Pot Limit Omaha Beginners Guide Part 2Article By: RuffPoker.com
Now that you understand the differences between Texas Hold’em and Omaha, you’re ready to learn how to play winning Pot-Limit Omaha. In this part of the guide, we’re going to teach you how to select good hands pre-flop and how to play those hands post-flop. In addition, we’ll also point out some common mistakes beginning Omaha players make.
Remember that in poker, you profit every time your opponent makes a mistake. These tips will minimize the mistakes you make so you can capitalize on the mistakes your opponent makes.
While good hand selection doesn’t give you the massive advantage that it does in Texas Hold’em, selecting the right hands can definitely add more money to your bankroll. When you play solid starting hands, you’ll notice that your opponents will often lose to you when their small flushes and baby straights get crushed by your nut flushes and nut straights.
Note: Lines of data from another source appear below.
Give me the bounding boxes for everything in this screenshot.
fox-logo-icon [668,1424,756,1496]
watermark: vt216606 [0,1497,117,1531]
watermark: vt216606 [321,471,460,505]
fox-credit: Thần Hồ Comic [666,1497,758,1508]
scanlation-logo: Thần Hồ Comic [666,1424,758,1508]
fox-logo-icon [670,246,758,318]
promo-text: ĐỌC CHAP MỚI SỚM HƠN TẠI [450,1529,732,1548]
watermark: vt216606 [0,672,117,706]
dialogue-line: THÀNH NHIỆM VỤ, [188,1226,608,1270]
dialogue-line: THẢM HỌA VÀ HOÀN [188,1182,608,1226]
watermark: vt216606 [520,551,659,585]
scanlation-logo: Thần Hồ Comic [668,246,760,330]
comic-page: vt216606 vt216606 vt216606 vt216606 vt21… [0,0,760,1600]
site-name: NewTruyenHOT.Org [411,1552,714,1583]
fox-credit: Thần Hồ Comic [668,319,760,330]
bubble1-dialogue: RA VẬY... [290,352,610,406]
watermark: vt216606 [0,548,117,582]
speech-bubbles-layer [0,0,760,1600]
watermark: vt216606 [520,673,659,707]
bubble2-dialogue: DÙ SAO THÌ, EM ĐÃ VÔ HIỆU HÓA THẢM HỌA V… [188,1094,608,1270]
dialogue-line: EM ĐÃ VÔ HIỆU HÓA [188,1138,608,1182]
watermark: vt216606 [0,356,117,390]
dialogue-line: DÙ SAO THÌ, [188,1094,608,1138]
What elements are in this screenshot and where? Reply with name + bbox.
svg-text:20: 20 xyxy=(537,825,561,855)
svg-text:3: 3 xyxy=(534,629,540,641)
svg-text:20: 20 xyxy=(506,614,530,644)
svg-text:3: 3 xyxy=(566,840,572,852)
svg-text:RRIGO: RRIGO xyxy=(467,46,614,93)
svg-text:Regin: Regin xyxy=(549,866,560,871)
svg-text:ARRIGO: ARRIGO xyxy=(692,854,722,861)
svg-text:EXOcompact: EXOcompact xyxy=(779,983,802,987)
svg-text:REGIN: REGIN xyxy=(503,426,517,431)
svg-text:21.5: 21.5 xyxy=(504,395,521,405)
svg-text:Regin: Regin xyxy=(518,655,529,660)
Here are some characteristics of strong starting hands in Omaha.
Double Suited- All hands will increase in value if they’re double suited meaning that you have something like A(s)K(s)A(d)K(d) or K(c)Q(c)J(h)10(h). A double suited hand gives you a better chance to pick up a flush draw on the flop.
High Connectivity- Generally hands that are connected are better than hands that aren’t. For example, KQJT is a much better hand than KJ73.
Two Pocket Pairs- Something like AAKK increases your odds of flopping a set and ultimately making a full house. These hands become monsters when they’re double suited and connected.
Basic Post-flop Strategy
Generally, more players will see a flop in Omaha than in Texas Hold’em and as a result, the pots are usually bigger. The combination of large pots and many players generally means that bluffing is a bad idea in Omaha. If you raised pre-flop and are up against only one or two players, you might consider following up with a 2/3 pot continuation bet if the board doesn’t look too scary, but continuation bets have a much lower success rate in Omaha than they do in Texas Hold’em.
The best post-flop Omaha strategy is to play basic ABC poker. That means you need to bet your big draws for value and fold when it doesn’t look like your hand is going to improve.
Common Beginner Mistakes
Here’s a list of several mistakes that new Omaha players make:
Overvalue The Hand- Two pair may be a monster in Hold’em, but it’s marginal in Omaha. Remember, Omaha is a game of the nuts and two pair is never the nuts.
Hold Second Best Hands Too Long- Your eight-high flush may look good, but you might be drawing dead to your opponent’s ace-high flush.
Poor Pre-flop Hand Selection- The pots in Omaha can get huge and it’s tempting to play anything you get dealt in hopes that it hits, but this strategy will hemorrhage money in the long run.
Bluffing Too Often- Due to massive pot odds and huge draws, bluffs rarely work in Omaha. It takes an advanced player to bluff successfully in Pot-Limit Omaha.
Omaha is a fun and highly profitable game. The advice in parts one and two of our beginner’s guide to Pot-Limit Omaha should give you a solid foundation to start playing.